Frente a esta “casta” reaccionaria es necesario oponer un programa democrático que plantee medidas elementales como el fin de la elitista carrera judicial, que la elección de jueces sea por sufragio universal, que ninguno pueda cobrar más que el salario medio de un trabajador y que todos los juicios sean por medio de jurados populares.

El Régimen del 78 huele a podrido, se mire por donde se mire. Es lamentable que ante esta situación la política de los que nacieron hablando de “romper candados” sea la de echarle desodorante. No es algo nuevo. Lo vimos ante el cuestionamiento de la Corona negándose a exigir la convocatoria de un referéndum sobre Monarquía y República. O en estos días, cuando Sánchez ha propuesto una reforma exprés y cosmética de la Constitución, a lo que simplemente le han exigido ampliar el fin de los aforamientos propuestos y que se someta a votación.

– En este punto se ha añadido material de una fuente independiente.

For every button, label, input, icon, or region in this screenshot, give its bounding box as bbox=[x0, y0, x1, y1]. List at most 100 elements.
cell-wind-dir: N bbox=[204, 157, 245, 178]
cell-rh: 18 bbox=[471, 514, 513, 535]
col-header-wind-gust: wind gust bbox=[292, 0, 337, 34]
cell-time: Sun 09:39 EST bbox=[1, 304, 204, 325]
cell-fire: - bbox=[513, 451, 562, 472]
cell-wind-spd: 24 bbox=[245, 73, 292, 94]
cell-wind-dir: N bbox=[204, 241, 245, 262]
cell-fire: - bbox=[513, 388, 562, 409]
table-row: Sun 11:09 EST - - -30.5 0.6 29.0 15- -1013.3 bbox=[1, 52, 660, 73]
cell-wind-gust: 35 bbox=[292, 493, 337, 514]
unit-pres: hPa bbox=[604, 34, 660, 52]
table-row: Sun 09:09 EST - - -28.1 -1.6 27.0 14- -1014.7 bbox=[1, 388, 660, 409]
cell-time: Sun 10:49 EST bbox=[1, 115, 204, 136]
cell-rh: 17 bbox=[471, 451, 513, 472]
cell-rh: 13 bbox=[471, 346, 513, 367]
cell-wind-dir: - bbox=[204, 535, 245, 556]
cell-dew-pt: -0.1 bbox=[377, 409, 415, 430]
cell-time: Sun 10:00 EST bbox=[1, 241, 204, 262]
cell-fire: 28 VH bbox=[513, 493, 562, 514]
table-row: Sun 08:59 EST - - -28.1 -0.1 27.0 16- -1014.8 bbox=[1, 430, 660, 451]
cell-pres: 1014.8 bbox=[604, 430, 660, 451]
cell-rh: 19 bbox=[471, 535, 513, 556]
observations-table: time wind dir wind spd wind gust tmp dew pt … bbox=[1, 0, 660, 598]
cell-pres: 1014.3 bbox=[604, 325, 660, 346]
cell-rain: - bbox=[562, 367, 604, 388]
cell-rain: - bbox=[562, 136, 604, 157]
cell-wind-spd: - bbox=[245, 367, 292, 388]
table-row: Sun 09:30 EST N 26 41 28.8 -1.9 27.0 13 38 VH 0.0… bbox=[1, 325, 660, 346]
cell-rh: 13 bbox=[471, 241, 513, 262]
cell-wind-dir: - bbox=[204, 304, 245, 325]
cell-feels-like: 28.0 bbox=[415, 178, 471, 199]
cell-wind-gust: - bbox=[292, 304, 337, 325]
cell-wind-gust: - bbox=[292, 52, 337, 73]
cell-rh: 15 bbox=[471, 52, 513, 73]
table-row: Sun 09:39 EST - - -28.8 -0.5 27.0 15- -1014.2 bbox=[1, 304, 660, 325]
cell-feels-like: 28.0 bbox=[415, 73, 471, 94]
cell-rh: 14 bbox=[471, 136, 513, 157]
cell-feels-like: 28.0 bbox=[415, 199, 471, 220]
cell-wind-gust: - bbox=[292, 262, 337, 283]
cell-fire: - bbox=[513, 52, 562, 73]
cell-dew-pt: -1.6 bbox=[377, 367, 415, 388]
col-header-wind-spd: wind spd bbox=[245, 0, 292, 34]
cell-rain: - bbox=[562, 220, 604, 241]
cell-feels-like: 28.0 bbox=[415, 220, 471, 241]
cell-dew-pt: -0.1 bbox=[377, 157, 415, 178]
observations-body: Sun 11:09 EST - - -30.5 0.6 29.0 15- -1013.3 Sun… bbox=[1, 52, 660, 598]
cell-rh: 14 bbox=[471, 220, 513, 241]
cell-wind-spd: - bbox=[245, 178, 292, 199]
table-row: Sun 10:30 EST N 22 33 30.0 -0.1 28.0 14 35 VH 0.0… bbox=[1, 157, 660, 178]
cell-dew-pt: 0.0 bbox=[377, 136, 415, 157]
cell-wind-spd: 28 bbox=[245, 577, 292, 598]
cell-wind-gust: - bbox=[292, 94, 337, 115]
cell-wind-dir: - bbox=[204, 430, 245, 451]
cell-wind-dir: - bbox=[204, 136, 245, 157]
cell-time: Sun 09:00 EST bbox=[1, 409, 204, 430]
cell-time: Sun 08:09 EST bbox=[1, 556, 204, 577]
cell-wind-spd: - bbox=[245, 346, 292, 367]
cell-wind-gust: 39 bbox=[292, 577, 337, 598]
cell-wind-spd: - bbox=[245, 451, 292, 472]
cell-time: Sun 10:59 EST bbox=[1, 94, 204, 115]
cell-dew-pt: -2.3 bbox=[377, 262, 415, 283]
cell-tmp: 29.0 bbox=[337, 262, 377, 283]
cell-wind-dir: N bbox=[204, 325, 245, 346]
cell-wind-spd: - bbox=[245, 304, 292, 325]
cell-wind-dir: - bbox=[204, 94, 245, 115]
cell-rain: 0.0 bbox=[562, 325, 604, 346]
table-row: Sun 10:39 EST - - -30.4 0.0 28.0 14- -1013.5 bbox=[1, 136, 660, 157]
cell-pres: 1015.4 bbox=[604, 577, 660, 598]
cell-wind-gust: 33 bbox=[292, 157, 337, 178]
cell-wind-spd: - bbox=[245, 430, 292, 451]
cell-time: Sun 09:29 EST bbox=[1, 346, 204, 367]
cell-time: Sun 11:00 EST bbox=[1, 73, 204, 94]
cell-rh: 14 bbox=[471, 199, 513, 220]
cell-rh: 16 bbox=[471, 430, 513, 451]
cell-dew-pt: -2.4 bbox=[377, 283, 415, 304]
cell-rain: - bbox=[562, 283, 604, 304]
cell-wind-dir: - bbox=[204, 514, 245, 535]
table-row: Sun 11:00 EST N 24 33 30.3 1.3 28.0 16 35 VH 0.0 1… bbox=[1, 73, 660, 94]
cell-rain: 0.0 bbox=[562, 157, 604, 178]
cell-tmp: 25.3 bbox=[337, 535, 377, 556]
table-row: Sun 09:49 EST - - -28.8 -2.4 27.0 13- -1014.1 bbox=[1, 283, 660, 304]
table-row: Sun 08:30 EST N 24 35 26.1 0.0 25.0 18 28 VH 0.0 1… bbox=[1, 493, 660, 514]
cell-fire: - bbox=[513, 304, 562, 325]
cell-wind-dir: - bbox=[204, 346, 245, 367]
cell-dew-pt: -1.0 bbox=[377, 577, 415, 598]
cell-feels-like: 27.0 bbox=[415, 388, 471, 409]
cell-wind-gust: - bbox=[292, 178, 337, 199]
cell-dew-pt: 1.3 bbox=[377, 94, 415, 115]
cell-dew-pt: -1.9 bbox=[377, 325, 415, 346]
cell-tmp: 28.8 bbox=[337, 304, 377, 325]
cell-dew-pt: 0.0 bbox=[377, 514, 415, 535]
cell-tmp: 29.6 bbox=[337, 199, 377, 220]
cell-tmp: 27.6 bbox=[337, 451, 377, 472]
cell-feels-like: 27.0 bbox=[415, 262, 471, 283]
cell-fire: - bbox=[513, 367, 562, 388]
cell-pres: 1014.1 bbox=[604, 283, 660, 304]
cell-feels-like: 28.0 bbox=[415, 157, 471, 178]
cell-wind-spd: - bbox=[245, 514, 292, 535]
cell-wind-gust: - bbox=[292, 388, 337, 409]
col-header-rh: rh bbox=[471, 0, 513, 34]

Frente a esta aceptación e integración en lo constituido, aspirando a lo sumo a alguna reforma superficial, es necesario retomar la lucha por verdaderos procesos constituyentes en todo el Estado. Procesos que no podrán emanar de lo constituido, el Régimen del 78 y sus instituciones, sino que deberán imponerse por medio de una gran movilización social con la clase trabajadora en el centro, para garantizar que se puedan discutir absolutamente todas las cuestiones, como el fin de la Corona, la reaccionaria “casta” judicial, acabar con la inmunidad de corruptos y torturadores, resolver los graves problemas sociales de paro, vivienda o precariedad y garantizando que las y los catalanes y el resto de naciones puedan impulsar su propio proceso constituyente para decidir libremente su relación con el resto del Estado y conformar su propia república si así lo deciden.